Jean-Michel Espitallier, Vannina Maestri, Jacques Sivan & leurs complices, Java 1989-2006 : l’anthologie, Flammarion, en librairie depuis le 25 février 2026, 492 pages, 28 €, ISBN : 978-2-0804-3707-5.
[Sur AOC (lecture gratuite en laissant son adresse mail), lire l’entretien de Jean-Michel Espitallier avec Fabrice Thumerel, paru le 22 mars 2025 : « La poésie nous paraissait une chose trop sérieuse pour la laisser entre les mains de gens trop sérieux »]

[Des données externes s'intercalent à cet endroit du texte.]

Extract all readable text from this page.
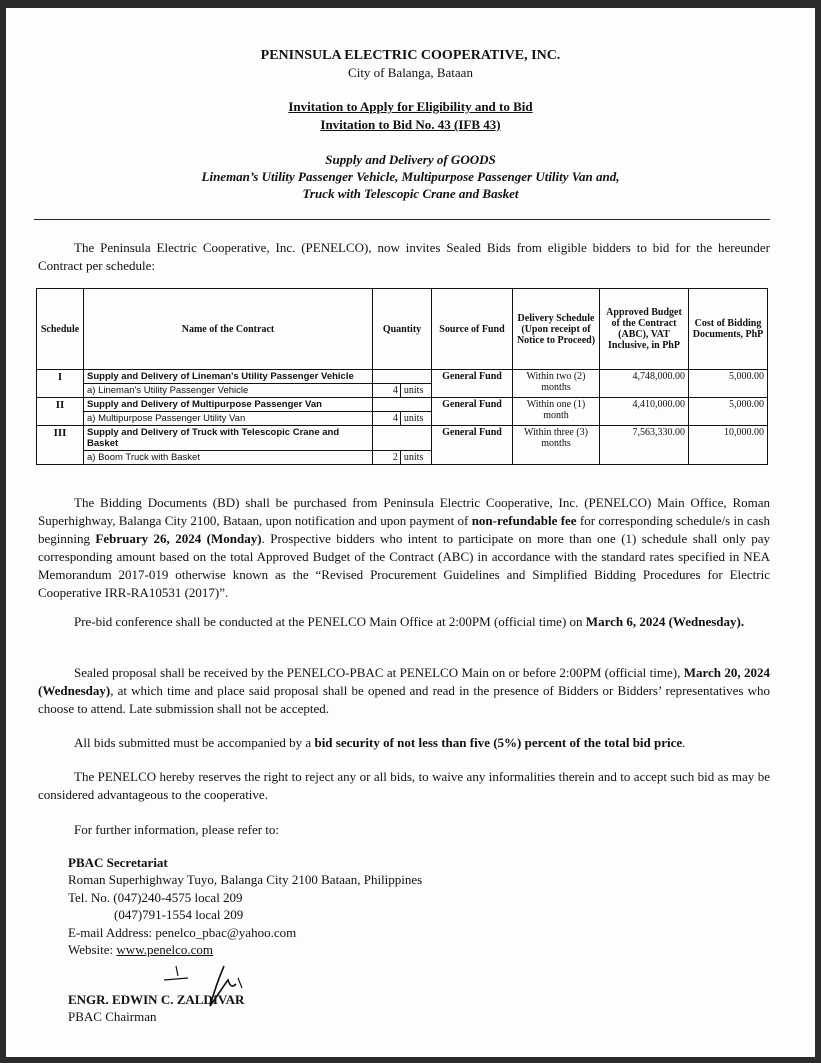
PENINSULA ELECTRIC COOPERATIVE, INC.
City of Balanga, Bataan
Invitation to Apply for Eligibility and to Bid
Invitation to Bid No. 43 (IFB 43)
Supply and Delivery of GOODS
Lineman’s Utility Passenger Vehicle, Multipurpose Passenger Utility Van and,
Truck with Telescopic Crane and Basket
The Peninsula Electric Cooperative, Inc. (PENELCO), now invites Sealed Bids from eligible bidders to bid for the hereunder Contract per schedule:
Schedule	Name of the Contract	Quantity		Source of Fund	Delivery Schedule (Upon receipt of Notice to Proceed)	Approved Budget of the Contract (ABC), VAT Inclusive, in PhP	Cost of Bidding Documents, PhP
I	Supply and Delivery of Lineman's Utility Passenger Vehicle			General Fund	Within two (2) months	4,748,000.00	5,000.00
	a) Lineman's Utility Passenger Vehicle	4	units				
II	Supply and Delivery of Multipurpose Passenger Van			General Fund	Within one (1) month	4,410,000.00	5,000.00
	a) Multipurpose Passenger Utility Van	4	units				
III	Supply and Delivery of Truck with Telescopic Crane and Basket			General Fund	Within three (3) months	7,563,330.00	10,000.00
	a) Boom Truck with Basket	2	units				
The Bidding Documents (BD) shall be purchased from Peninsula Electric Cooperative, Inc. (PENELCO) Main Office, Roman Superhighway, Balanga City 2100, Bataan, upon notification and upon payment of non-refundable fee for corresponding schedule/s in cash beginning February 26, 2024 (Monday). Prospective bidders who intent to participate on more than one (1) schedule shall only pay corresponding amount based on the total Approved Budget of the Contract (ABC) in accordance with the standard rates specified in NEA Memorandum 2017-019 otherwise known as the “Revised Procurement Guidelines and Simplified Bidding Procedures for Electric Cooperative IRR-RA10531 (2017)”.
Pre-bid conference shall be conducted at the PENELCO Main Office at 2:00PM (official time) on March 6, 2024 (Wednesday).
Sealed proposal shall be received by the PENELCO-PBAC at PENELCO Main on or before 2:00PM (official time), March 20, 2024 (Wednesday), at which time and place said proposal shall be opened and read in the presence of Bidders or Bidders’ representatives who choose to attend. Late submission shall not be accepted.
All bids submitted must be accompanied by a bid security of not less than five (5%) percent of the total bid price.
The PENELCO hereby reserves the right to reject any or all bids, to waive any informalities therein and to accept such bid as may be considered advantageous to the cooperative.
For further information, please refer to:
PBAC Secretariat
Roman Superhighway Tuyo, Balanga City 2100 Bataan, Philippines
Tel. No. (047)240-4575 local 209
(047)791-1554 local 209
E-mail Address: penelco_pbac@yahoo.com
Website: www.penelco.com
ENGR. EDWIN C. ZALDIVAR
PBAC Chairman
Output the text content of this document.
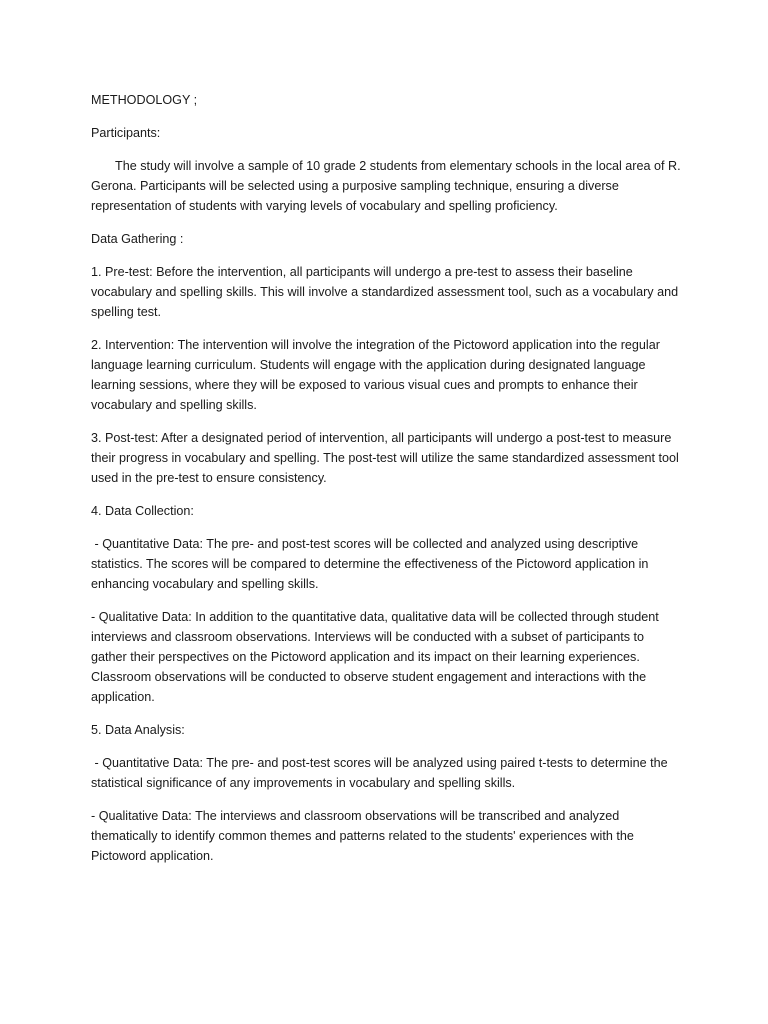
METHODOLOGY ;

Participants:

The study will involve a sample of 10 grade 2 students from elementary schools in the local area of R. Gerona. Participants will be selected using a purposive sampling technique, ensuring a diverse representation of students with varying levels of vocabulary and spelling proficiency.

Data Gathering :

1. Pre-test: Before the intervention, all participants will undergo a pre-test to assess their baseline vocabulary and spelling skills. This will involve a standardized assessment tool, such as a vocabulary and spelling test.

2. Intervention: The intervention will involve the integration of the Pictoword application into the regular language learning curriculum. Students will engage with the application during designated language learning sessions, where they will be exposed to various visual cues and prompts to enhance their vocabulary and spelling skills.

3. Post-test: After a designated period of intervention, all participants will undergo a post-test to measure their progress in vocabulary and spelling. The post-test will utilize the same standardized assessment tool used in the pre-test to ensure consistency.

4. Data Collection:

- Quantitative Data: The pre- and post-test scores will be collected and analyzed using descriptive statistics. The scores will be compared to determine the effectiveness of the Pictoword application in enhancing vocabulary and spelling skills.

- Qualitative Data: In addition to the quantitative data, qualitative data will be collected through student interviews and classroom observations. Interviews will be conducted with a subset of participants to gather their perspectives on the Pictoword application and its impact on their learning experiences. Classroom observations will be conducted to observe student engagement and interactions with the application.

5. Data Analysis:

- Quantitative Data: The pre- and post-test scores will be analyzed using paired t-tests to determine the statistical significance of any improvements in vocabulary and spelling skills.

- Qualitative Data: The interviews and classroom observations will be transcribed and analyzed thematically to identify common themes and patterns related to the students' experiences with the Pictoword application.
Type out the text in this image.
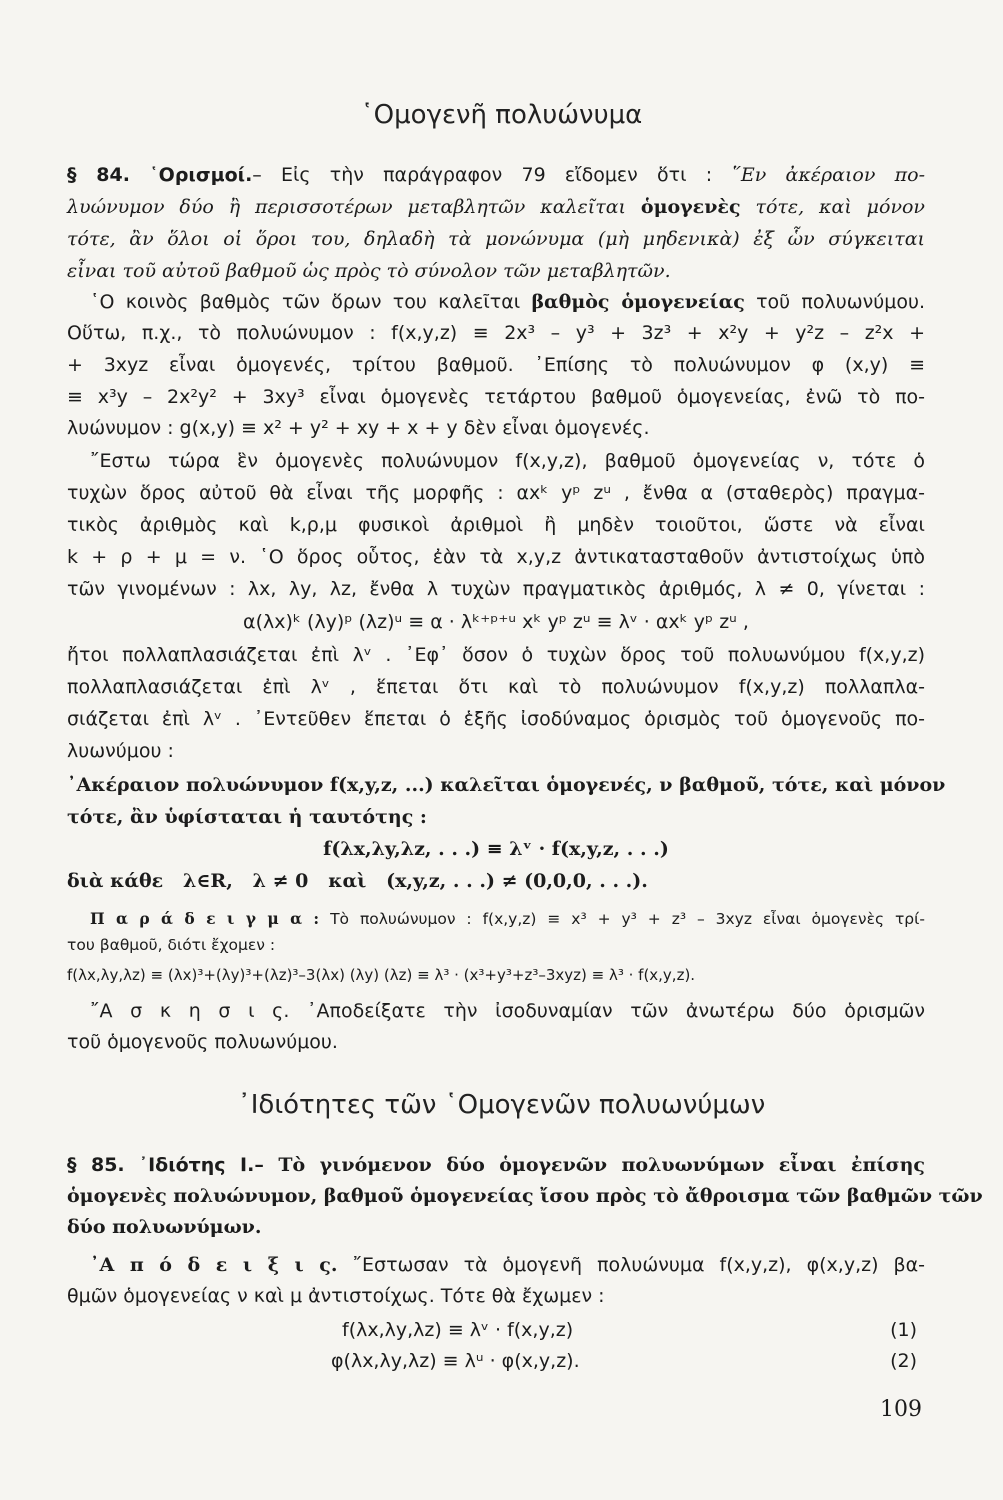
῾Ομογενῆ πολυώνυμα
§ 84. ῾Ορισμοί.– Εἰς τὴν παράγραφον 79 εἴδομεν ὅτι : ῞Εν ἀκέραιον πο-
λυώνυμον δύο ἢ περισσοτέρων μεταβλητῶν καλεῖται ὁμογενὲς τότε, καὶ μόνον
τότε, ἂν ὅλοι οἱ ὅροι του, δηλαδὴ τὰ μονώνυμα (μὴ μηδενικὰ) ἐξ ὧν σύγκειται
εἶναι τοῦ αὐτοῦ βαθμοῦ ὡς πρὸς τὸ σύνολον τῶν μεταβλητῶν.
῾Ο κοινὸς βαθμὸς τῶν ὅρων του καλεῖται βαθμὸς ὁμογενείας τοῦ πολυωνύμου.
Οὕτω, π.χ., τὸ πολυώνυμον : f(x,y,z) ≡ 2x³ – y³ + 3z³ + x²y + y²z – z²x +
+ 3xyz εἶναι ὁμογενές, τρίτου βαθμοῦ. ᾿Επίσης τὸ πολυώνυμον φ (x,y) ≡
≡ x³y – 2x²y² + 3xy³ εἶναι ὁμογενὲς τετάρτου βαθμοῦ ὁμογενείας, ἐνῶ τὸ πο-
λυώνυμον : g(x,y) ≡ x² + y² + xy + x + y δὲν εἶναι ὁμογενές.
῎Εστω τώρα ἓν ὁμογενὲς πολυώνυμον f(x,y,z), βαθμοῦ ὁμογενείας ν, τότε ὁ
τυχὼν ὅρος αὐτοῦ θὰ εἶναι τῆς μορφῆς : αxᵏ yᵖ zᵘ , ἔνθα α (σταθερὸς) πραγμα-
τικὸς ἀριθμὸς καὶ k,ρ,μ φυσικοὶ ἀριθμοὶ ἢ μηδὲν τοιοῦτοι, ὥστε νὰ εἶναι
k + ρ + μ = ν. ῾Ο ὅρος οὗτος, ἐὰν τὰ x,y,z ἀντικατασταθοῦν ἀντιστοίχως ὑπὸ
τῶν γινομένων : λx, λy, λz, ἔνθα λ τυχὼν πραγματικὸς ἀριθμός, λ ≠ 0, γίνεται :
α(λx)ᵏ (λy)ᵖ (λz)ᵘ ≡ α · λᵏ⁺ᵖ⁺ᵘ xᵏ yᵖ zᵘ ≡ λᵛ · αxᵏ yᵖ zᵘ ,
ἤτοι πολλαπλασιάζεται ἐπὶ λᵛ . ᾿Εφ᾿ ὅσον ὁ τυχὼν ὅρος τοῦ πολυωνύμου f(x,y,z)
πολλαπλασιάζεται ἐπὶ λᵛ , ἕπεται ὅτι καὶ τὸ πολυώνυμον f(x,y,z) πολλαπλα-
σιάζεται ἐπὶ λᵛ . ᾿Εντεῦθεν ἕπεται ὁ ἑξῆς ἰσοδύναμος ὁρισμὸς τοῦ ὁμογενοῦς πο-
λυωνύμου :
᾿Ακέραιον πολυώνυμον f(x,y,z, ...) καλεῖται ὁμογενές, ν βαθμοῦ, τότε, καὶ μόνον
τότε, ἂν ὑφίσταται ἡ ταυτότης :
f(λx,λy,λz, . . .) ≡ λᵛ · f(x,y,z, . . .)
διὰ κάθε   λ∈R,   λ ≠ 0   καὶ   (x,y,z, . . .) ≠ (0,0,0, . . .).
Π α ρ ά δ ε ι γ μ α : Τὸ πολυώνυμον : f(x,y,z) ≡ x³ + y³ + z³ – 3xyz εἶναι ὁμογενὲς τρί-
του βαθμοῦ, διότι ἔχομεν :
f(λx,λy,λz) ≡ (λx)³+(λy)³+(λz)³–3(λx) (λy) (λz) ≡ λ³ · (x³+y³+z³–3xyz) ≡ λ³ · f(x,y,z).
῎Α σ κ η σ ι ς. ᾿Αποδείξατε τὴν ἰσοδυναμίαν τῶν ἀνωτέρω δύο ὁρισμῶν
τοῦ ὁμογενοῦς πολυωνύμου.
᾿Ιδιότητες τῶν ῾Ομογενῶν πολυωνύμων
§ 85. ᾿Ιδιότης Ι.– Τὸ γινόμενον δύο ὁμογενῶν πολυωνύμων εἶναι ἐπίσης
ὁμογενὲς πολυώνυμον, βαθμοῦ ὁμογενείας ἴσου πρὸς τὸ ἄθροισμα τῶν βαθμῶν τῶν
δύο πολυωνύμων.
᾿Α π ό δ ε ι ξ ι ς. ῎Εστωσαν τὰ ὁμογενῆ πολυώνυμα f(x,y,z), φ(x,y,z) βα-
θμῶν ὁμογενείας ν καὶ μ ἀντιστοίχως. Τότε θὰ ἔχωμεν :
f(λx,λy,λz) ≡ λᵛ · f(x,y,z)	(1)
φ(λx,λy,λz) ≡ λᵘ · φ(x,y,z).	(2)
109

En ce premier versant d’un siècle qu’on n’ose dire « nouveau », dans la mesure où les milieux culturels du moderne Occident voient le triomphe d’une révolution conservatrice, tandis que dans l’espace poétique français se sont imposées des formes lyrico-ombilicales, on aimerait croire que la parution d’une telle anthologie et la nomination de Jean-Michel Espitallier à la présidence de la Commission Poésie du CNL marquent un nouvel élan. Car, avec cette somme regroupant plus de quatre-vingts écrivains et enrichie grâce à la reproduction de nombreux documents d’époque, c’est tout un monde créatif qui reprend vie : sans verser dans la nostalgie, quelle fraîcheur se dégage de cette revue postmoderne qui s’est différenciée des dernières avant-gardes façon Tel quel (1960-1982) et TXT (1969-1993) par son refus de l’esprit de sérieux, son abandon d’un certain théorrisme et de la forme même de la revue groupusculaire ! Il s’agit bien de faire la guérilla, certes, mais à la manière de Pinocchio et sans oublier « la farce-et-attrape »…

Les trois fondateurs : Jean-Michel Espitallier, Jacques Sivan et Vannina Maestri.
En 1989, Jean-Michel Espitallier et Jacques Sivan (1955-2016), tous deux vite rejoints par Vannina Maestri, se lancent dans ce qu’ils n’imaginent pas être une longue aventure qui marquera l’histoire de la poésie contemporaine : Java, ce sera 28 numéros (dont cinq doubles) en une bonne quinzaine d’années (1989-2005). Ce semestriel qui obtiendra en 1998 le Prix de la revue de création se distingue d’emblée par son titre, empreint de légèreté : à l’enseigne JAVA, on n’est pas sérieux quand on a trente ans… On y danse, on y danse… tous en rond. Point. Mais est-ce une carmagnole littéraire en cette fin de siècle où l’on commémore en grande pompe le bicentenaire de
la Révolution française ? Autrement dit, la France littéraire s’emmerde-t-elle à ce point qu’il faille la faire danser ? À qui fait-on danser la carmagnole ? D’emblée, le ton est donné, avec un programme minimum : « Si créer une revue relève forcément du « faire », disons sans ambages qu’il sera ici question de « faire la java ». Et si dans le « faire » il y a forcément la notion de lieu, il va sans dire que dans « faire la java », c’est la multiplicité des lieux de paroles qui fera Java. » Et le moins que l’on puisse dire, c’est que les premières livraisons affichent une désinvolture certaine : « revue de mauvais genre », « Revue garantie sans couenne », « revue qui met les boules »…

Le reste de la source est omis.